Personal information
- Full name: William Fraser Russell
- Date of birth: 6 December 1901
- Place of birth: Falkirk, Scotland
- Date of death: 30 November 1944
- Position(s): Inside right

Senior career*
- Years: Team / Apps / (Gls)
- –: Benburb
- 1920–1925: Airdrieonians / 127 / (37)
- 1925–1931: Preston North End / 133 / (35)
- 1931–1932: Shelbourne
- Total:  / 263 / (72)

International career
- 1924–1925: Scotland / 2 / (0)
- 1924–1925: Scottish Football League XI / 2 / (2)

= Willie Russell =

Scottish footballer

William Fraser Russell (born 6 December 1901 in Falkirk, died 30 November 1944) was a Scottish professional footballer who played as an inside right. He scored both goals for Airdrieonians in the 1924 Scottish Cup Final.

==Playing career==
===Airdrieonians===
He formed part of a potent Airdrie front line including Hughie Gallacher and Bob McPhail. Russell scored both goals for the Diamonds when they won the 1924 Scottish Cup Final against Hibernian. McPhail said, "The terror-like attitude of Gallacher caused havoc with the Hibs defenders. He and Russell were easily our best forwards". They also finished second that season in Scotland's top division, both outcomes marking the pinnacle of the club's achievements.

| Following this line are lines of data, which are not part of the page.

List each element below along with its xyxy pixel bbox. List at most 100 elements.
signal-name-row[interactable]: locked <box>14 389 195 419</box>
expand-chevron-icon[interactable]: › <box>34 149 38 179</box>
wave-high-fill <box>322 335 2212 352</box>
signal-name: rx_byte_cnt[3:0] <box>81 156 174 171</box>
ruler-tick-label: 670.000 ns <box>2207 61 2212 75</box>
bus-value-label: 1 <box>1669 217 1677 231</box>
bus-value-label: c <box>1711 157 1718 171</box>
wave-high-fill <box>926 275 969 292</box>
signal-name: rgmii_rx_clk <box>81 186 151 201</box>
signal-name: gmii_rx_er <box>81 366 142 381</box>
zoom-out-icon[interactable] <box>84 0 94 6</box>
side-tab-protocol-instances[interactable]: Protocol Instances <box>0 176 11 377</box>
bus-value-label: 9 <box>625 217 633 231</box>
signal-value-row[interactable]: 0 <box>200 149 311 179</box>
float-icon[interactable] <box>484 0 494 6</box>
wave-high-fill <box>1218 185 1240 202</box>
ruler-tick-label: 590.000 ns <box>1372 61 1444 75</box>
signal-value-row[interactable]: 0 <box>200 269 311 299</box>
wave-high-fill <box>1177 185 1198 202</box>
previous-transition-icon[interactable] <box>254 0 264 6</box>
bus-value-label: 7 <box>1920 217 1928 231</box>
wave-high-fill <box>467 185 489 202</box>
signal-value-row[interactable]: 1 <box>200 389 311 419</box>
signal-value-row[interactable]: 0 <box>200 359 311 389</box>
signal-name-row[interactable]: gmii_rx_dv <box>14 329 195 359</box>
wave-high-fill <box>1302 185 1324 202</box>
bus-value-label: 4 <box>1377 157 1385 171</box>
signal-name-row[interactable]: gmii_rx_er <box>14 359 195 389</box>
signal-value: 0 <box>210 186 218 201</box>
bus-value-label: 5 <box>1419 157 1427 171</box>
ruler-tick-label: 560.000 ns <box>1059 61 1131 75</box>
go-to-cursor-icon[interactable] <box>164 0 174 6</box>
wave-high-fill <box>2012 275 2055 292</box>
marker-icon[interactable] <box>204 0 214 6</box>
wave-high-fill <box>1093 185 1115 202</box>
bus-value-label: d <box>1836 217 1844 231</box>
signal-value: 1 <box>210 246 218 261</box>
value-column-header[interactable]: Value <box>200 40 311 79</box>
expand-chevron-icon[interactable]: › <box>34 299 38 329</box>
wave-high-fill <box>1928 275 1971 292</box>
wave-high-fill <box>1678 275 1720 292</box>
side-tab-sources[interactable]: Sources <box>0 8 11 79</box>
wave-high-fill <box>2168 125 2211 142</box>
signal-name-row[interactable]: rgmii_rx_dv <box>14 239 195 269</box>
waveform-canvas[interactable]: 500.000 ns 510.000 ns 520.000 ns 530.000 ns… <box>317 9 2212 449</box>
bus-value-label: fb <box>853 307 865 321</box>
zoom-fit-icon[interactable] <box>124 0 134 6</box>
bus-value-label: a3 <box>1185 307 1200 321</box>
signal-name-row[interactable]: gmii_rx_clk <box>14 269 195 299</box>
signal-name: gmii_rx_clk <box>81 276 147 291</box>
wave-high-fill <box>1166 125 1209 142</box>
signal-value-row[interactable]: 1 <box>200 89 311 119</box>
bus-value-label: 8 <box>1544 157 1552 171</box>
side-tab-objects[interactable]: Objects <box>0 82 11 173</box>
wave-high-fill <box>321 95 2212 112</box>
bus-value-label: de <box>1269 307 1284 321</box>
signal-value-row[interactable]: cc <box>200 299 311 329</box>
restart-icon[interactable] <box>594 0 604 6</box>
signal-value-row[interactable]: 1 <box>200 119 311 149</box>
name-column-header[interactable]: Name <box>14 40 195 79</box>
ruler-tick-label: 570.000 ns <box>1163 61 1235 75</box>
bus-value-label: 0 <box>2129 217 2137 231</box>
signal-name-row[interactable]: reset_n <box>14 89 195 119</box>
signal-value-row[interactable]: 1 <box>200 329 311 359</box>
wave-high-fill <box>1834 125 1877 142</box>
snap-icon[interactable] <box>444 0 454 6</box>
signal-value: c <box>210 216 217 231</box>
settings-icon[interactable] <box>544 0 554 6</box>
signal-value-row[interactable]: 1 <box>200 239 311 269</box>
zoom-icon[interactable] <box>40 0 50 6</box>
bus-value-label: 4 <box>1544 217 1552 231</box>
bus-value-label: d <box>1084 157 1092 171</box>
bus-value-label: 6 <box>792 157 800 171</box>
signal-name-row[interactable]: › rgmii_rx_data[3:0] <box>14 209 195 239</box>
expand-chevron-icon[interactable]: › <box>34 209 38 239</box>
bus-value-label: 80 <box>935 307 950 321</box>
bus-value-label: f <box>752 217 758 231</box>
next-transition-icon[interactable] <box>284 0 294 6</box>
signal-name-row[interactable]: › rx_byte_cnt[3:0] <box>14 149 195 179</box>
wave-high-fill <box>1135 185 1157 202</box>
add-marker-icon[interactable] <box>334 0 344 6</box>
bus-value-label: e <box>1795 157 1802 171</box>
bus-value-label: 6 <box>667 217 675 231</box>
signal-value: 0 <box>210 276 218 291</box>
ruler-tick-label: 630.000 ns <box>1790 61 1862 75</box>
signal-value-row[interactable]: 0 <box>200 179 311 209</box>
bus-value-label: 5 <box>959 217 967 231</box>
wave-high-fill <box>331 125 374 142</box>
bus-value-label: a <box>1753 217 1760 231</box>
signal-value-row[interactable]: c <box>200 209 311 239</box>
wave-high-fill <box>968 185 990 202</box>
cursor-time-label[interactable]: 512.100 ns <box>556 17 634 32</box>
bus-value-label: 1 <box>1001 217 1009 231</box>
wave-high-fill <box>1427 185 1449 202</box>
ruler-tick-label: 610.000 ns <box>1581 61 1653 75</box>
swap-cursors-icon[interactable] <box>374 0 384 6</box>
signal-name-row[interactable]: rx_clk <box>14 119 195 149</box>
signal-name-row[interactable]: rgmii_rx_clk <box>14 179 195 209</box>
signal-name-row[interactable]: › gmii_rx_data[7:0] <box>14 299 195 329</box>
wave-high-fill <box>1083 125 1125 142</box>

After five full seasons in Airdrie, he moved to Preston North End in England, where he spent around the same length of time, then had a short spell with Irish club Shelbourne in the autumn of his career.

===International===
Russell represented Scotland twice, debuting in the season of the cup win on 16 February 1924 in a 2–0 defeat to Wales in Cardiff. His second and final full cap was on 4 April 1925 in a 2–0 win against England at Hampden Park; Airdrie teammate Gallacher scored both goals. He also represented the Scottish League twice in the season after the cup win. He played in a 3–0 win against the Irish League at Tynecastle Park and scored twice in a 4–3 defeat to England at Goodison Park (Gallacher was the other Scottish scorer).